The variety and exuberance of contemporary Austrian writing is little known among English readers. Often lumped into the unwieldy category of German-language literature or overshadowed by Austria’s literary giants, many of its most interesting writers have yet to be translated into English. A country of eight million people, Austria has six official languages. A century ago, under the Hapsburg Empire, more than twice that many ethnic and linguistic groups were bound in a fruitful if sharp-elbowed co-existence and those creative tensions invigorate Austrian writing to this day. The friction between language and politics, history and memory, the center and peripheries that marked the literature of Joseph Roth, Thomas Bernhard, Ingeborg Bachmann, Robert Musil and others, still energizes this country’s current writing, much of it spiced with a tonic dose of schmäh, a particularly Viennese combination of charm and guile, sardonic wit and cheerful malice. I have chosen four writers whose works are animated, in very different ways, by these magnetic poles.

Born into the Slovenian-speaking community in Carinthia, Austria’s southernmost province, Maja Haderlap writes poetry that explores the interplay of language and identity and revels in the richness and hazards found in linguistic borderlands. During much of the twentieth century, the Carinthian Slovenes’ struggle to maintain their language and culture was regarded with suspicion and even outright hostility by their German-speaking compatriots. At an early age, Haderlap learned with particular immediacy that the choice of one language over another is never made independent of social and political contexts. She continues to write in German and Slovenian, experiencing the constant demands in interviews and at readings that she identify herself with one culture or the other as an ongoing border control. In one poem she writes “my small language dreams of / a country, in which it can build nests of words / that will fan out across borders / that are not its own.”

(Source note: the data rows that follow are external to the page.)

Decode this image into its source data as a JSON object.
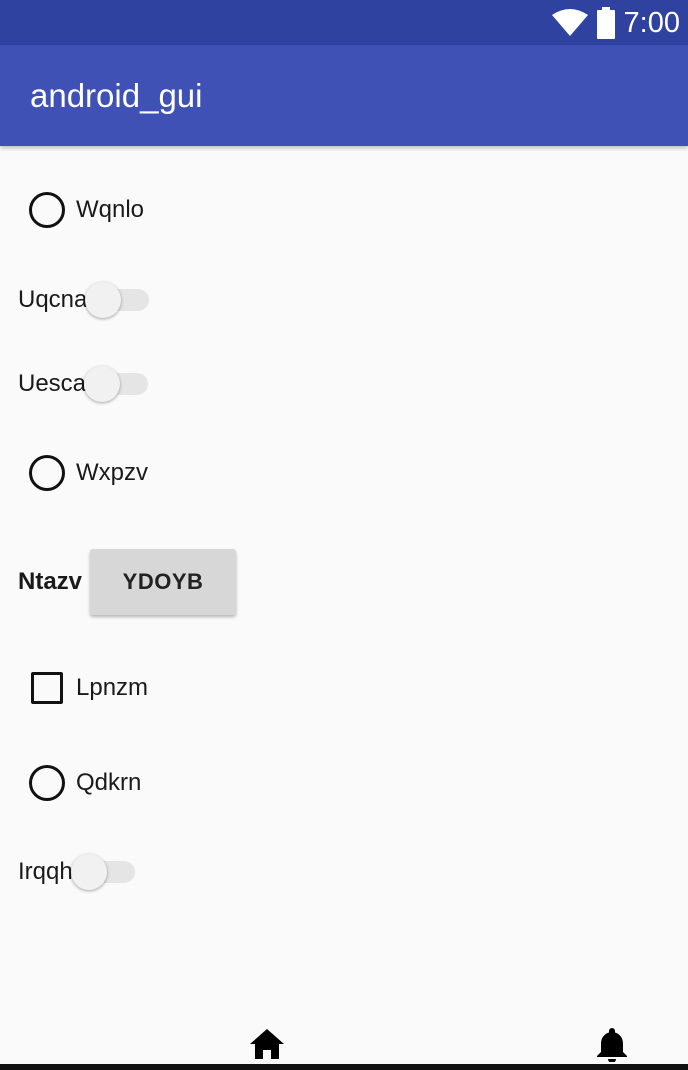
{
  "status_bar": {
    "time": "7:00",
    "icons": [
      "wifi-icon",
      "battery-icon"
    ]
  },
  "app_bar": {
    "title": "android_gui"
  },
  "items": {
    "radio_wqnlo": {
      "label": "Wqnlo"
    },
    "switch_uqcna": {
      "label": "Uqcna"
    },
    "switch_uesca": {
      "label": "Uesca"
    },
    "radio_wxpzv": {
      "label": "Wxpzv"
    },
    "button_row": {
      "label": "Ntazv",
      "button_text": "YDOYB"
    },
    "checkbox_lpnzm": {
      "label": "Lpnzm"
    },
    "radio_qdkrn": {
      "label": "Qdkrn"
    },
    "switch_irqqh": {
      "label": "Irqqh"
    }
  },
  "bottom_nav": {
    "icons": [
      "home-icon",
      "notification-bell-icon"
    ]
  },
  "colors": {
    "status_bar": "#3042a0",
    "app_bar": "#3f51b5",
    "background": "#fafafa"
  }
}
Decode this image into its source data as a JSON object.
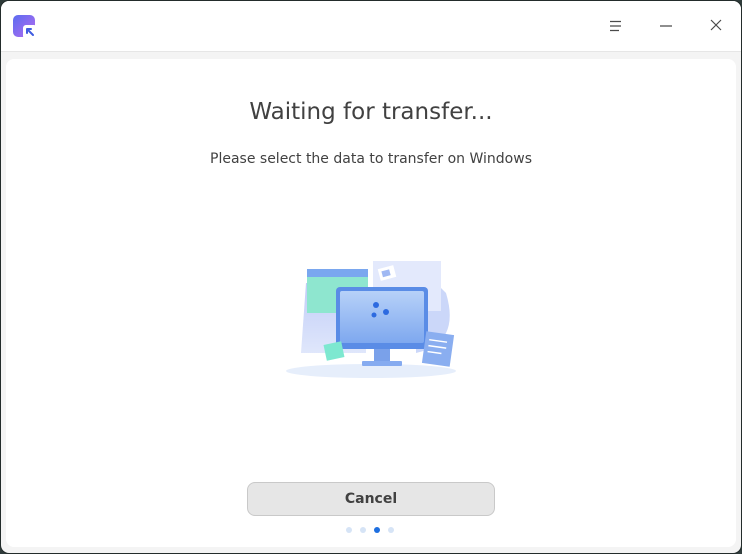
{
  "window": {
    "app_icon": "deepin-data-transfer-icon",
    "buttons": {
      "menu_icon": "menu-icon",
      "minimize_icon": "minimize-icon",
      "close_icon": "close-icon"
    }
  },
  "main": {
    "title": "Waiting for transfer...",
    "subtitle": "Please select the data to transfer on Windows",
    "illustration": "computer-transfer-illustration",
    "cancel_label": "Cancel",
    "pagination": {
      "total": 4,
      "current": 3
    }
  },
  "colors": {
    "accent": "#1e6fe0",
    "dot_inactive": "#d6e4f6",
    "button_bg": "#e6e6e6"
  }
}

For several decades, essayist Karl-Markus Gauss has been charting Europe’s obscure peripheries and ethnic minorities—Arbërëshe, Aromanians, Roma, and Sorbs among others. In his memoir The First Thing I Saw, Gauss, a child of Donau Swabians who fled to Austria after World War II, captures the excitement and tension of living in a multilingual community and the psychological aftershocks that trouble the families of refugees for generations. In a series of vignettes, Gauss recreates the atmosphere of Salzburg in the 1950s and his nearly idyllic childhood in which freedom was offered in almost equal measure by a red scooter and books. Still, reminders of the recently ended Second World War and the current Cold War constantly intruded on his awareness in the frequent sight of war invalids missing various limbs, his father’s sardonic references to their “Nazi” neighbors, and stories of relatives behind the Iron Curtain.

Alois Hotschnig has written fiction and plays that explore questions of personal guilt and collective responsibility and probe the fickleness of memory. His story Getting Undressed, Yes straddles the genres of fiction and drama. Out of the cacophony of a doctor’s waiting room, one particular storyline emerges—two patients trying to come to terms with their own and each other’s anxieties and delusions.  

Antonio Fian excels in the dramolette, a flash-drama with bite. He uses humor to skewer social and political pretensions, much like Calvin Trillin does in his comic verse. The cranky exchange between dyspeptic residents of a senior citizens’ home in his Heldenplatz succinctly shows that the more things change, the more they remain the same.

Faulkner’s adage “The past is never dead. It’s not even past,” is one that Austrian writing illustrates particularly vividly. The four authors I’ve chosen all write with antennae finely attuned to reverberations of history in the present and sharp eyes for the ways that legacies of the past—both toxic and tonic—influence current affairs.

With this feature I invite you to dip a toe into the ocean of literature flowing from land-locked Austria, with its currents and counter-currents, shallows and depths, tides and backwaters, and then encourage you to take the plunge.